Asia’s budget airlines seek collaboration
December 20, 2013 Leave a comment
December 16, 2013 8:54 am
Asia’s budget airlines seek collaboration
By Jeremy Grant in Singapore
Four low-cost Asian airlines have unveiled a range of deals in a sign that intense competition and overcapacity is forcing the pace of industry collaboration on the region’s busiest routes.Taken together the moves, which include two new low-cost operators in Thailand and Taiwan, are a sign that the region’s low-cost carriers – of which there are nearly 50 – are feeling the strain of excess capacity and fierce competition on the same routes.
Tiger Airways, 32.7 per cent-owned by Singapore Airlines, on Monday said it had struck an alliance with Scoot, a no-frills carrier launched by Singapore Airlines last year, that will involve the joint operation, sales and marketing of routes that both of them fly.
If approved by antitrust regulators, this would allow each airline to use the other’s aircraft on routes where the planes are not full.

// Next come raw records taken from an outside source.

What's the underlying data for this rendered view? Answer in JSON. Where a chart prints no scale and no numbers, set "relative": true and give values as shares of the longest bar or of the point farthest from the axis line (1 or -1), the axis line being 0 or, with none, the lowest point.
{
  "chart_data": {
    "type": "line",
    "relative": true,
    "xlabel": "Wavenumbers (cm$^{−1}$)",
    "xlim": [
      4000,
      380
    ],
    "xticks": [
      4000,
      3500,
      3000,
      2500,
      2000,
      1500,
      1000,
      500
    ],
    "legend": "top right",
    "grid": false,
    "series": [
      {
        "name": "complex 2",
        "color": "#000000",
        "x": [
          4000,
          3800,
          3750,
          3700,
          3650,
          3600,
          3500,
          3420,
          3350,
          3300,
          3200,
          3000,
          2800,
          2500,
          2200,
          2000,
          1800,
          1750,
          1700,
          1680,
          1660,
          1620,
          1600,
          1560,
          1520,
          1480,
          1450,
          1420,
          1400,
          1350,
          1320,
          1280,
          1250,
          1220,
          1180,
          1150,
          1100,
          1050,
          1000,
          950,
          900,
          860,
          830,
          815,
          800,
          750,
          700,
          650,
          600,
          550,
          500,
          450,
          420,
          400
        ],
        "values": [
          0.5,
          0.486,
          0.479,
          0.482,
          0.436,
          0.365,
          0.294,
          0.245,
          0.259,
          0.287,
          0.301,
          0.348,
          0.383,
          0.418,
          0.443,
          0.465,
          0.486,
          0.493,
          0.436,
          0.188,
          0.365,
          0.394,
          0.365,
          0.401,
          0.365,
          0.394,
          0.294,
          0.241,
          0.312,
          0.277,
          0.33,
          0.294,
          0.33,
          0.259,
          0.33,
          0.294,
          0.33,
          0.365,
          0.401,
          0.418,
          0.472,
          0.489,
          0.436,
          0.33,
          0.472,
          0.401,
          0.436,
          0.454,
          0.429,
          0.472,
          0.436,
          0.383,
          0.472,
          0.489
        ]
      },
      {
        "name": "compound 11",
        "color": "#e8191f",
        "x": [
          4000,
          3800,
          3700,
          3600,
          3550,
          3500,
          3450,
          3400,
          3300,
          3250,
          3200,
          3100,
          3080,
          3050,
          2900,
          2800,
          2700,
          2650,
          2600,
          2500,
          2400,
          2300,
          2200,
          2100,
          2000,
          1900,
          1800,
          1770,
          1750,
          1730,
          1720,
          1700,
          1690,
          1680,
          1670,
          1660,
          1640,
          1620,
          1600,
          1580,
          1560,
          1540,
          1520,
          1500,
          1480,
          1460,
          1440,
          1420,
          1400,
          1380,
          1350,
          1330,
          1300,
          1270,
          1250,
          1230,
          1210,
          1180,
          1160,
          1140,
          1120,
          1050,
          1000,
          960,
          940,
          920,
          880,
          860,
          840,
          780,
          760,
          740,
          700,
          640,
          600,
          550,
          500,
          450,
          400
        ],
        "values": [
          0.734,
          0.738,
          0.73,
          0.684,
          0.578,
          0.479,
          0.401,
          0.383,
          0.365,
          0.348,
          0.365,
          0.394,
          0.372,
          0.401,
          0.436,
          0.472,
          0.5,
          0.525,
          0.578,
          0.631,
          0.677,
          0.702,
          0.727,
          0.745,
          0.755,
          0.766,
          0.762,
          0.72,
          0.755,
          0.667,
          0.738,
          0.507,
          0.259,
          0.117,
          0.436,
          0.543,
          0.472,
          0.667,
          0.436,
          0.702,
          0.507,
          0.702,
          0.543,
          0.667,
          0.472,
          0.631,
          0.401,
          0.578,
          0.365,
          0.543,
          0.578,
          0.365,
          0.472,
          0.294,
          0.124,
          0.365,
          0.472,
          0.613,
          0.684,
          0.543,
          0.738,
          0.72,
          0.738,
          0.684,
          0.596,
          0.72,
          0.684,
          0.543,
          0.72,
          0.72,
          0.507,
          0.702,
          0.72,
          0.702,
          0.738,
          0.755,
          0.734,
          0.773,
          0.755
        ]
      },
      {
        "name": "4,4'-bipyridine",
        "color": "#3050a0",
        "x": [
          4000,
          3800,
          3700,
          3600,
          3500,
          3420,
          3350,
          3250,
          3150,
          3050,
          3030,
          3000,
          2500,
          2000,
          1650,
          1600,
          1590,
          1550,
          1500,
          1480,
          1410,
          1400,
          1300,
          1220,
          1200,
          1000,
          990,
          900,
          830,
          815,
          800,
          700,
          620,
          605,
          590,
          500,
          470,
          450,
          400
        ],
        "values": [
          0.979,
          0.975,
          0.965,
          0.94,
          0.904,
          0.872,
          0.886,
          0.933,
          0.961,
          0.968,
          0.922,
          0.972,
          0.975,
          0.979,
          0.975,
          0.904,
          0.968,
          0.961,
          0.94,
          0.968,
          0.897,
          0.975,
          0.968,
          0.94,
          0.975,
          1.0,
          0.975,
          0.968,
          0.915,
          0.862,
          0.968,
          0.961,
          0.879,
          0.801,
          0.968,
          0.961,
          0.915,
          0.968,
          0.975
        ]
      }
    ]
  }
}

The airlines said the tie-up could eventually involve “alignment of pricing and scheduling . . . to pave the way for a seamless integration of systems and improved connectivity”.
Separately, Tiger signed a three-year agreement withSpiceJet, a low-fares Indian airline, aimed at allowing more efficient connections between the Indian city of Hyderabad and Singapore.
Koay Peng Yen, Tiger Airways chief executive, said the alliances would allow the airline to “tap into the strengths of our strategic partners and extend our presence into existing and new markets without taxing our balance sheet”.
Andrew Orchard, airline analyst at CIMB, said that with government regulations in many countries preventing outright takeovers, airlines were instead finding ways to collaborate in a first step towards consolidation.
“It’s happened in the US and in Europe with KLM and Air France, for instance, and now airlines in Asia are finding ways around these government restrictions to try and rationalise capacity. I think what we’re seeing is this is the first wave of consolidation,” Mr Orchard said.
Yet in a sign of how carriers remain keen to capitalise on a rising middle class beginning to afford air travel for the first time, even as the region struggles with too much capacity, Tiger also formed a joint venture with China Airlines to establish a Taiwan-based budget carrier. It will operate under the livery of Tiger, which will hold 10 per cent.
Separately, Scoot agreed with Thailand’s Nok Airlines to invest S$80m (US$64m) in a new Bangkok-based low-cost carrier that would fly unspecified medium- and long-haul routes in the region. Scoot would hold 49 per cent of that venture.
CIMB says industry earnings this year have “failed to meet expectations” amid intense competition and “overly exuberant capacity expansion”, which has compressed yields for most carriers in southeast Asia.
Tiger Airways shares have fallen 26 per cent so far this year, and were down 2 per cent late Monday afternoon in Singapore.
Shares in AirAsia, the largest regional low-cost carrier and run by Malaysian entrepreneur Tony Fernandes, are down 14 per cent year to date.
Shares in Singapore Airlines have fallen 6.5 per cent, while those of Hong Kong flag carrier Cathay Pacific are up 15 per cent.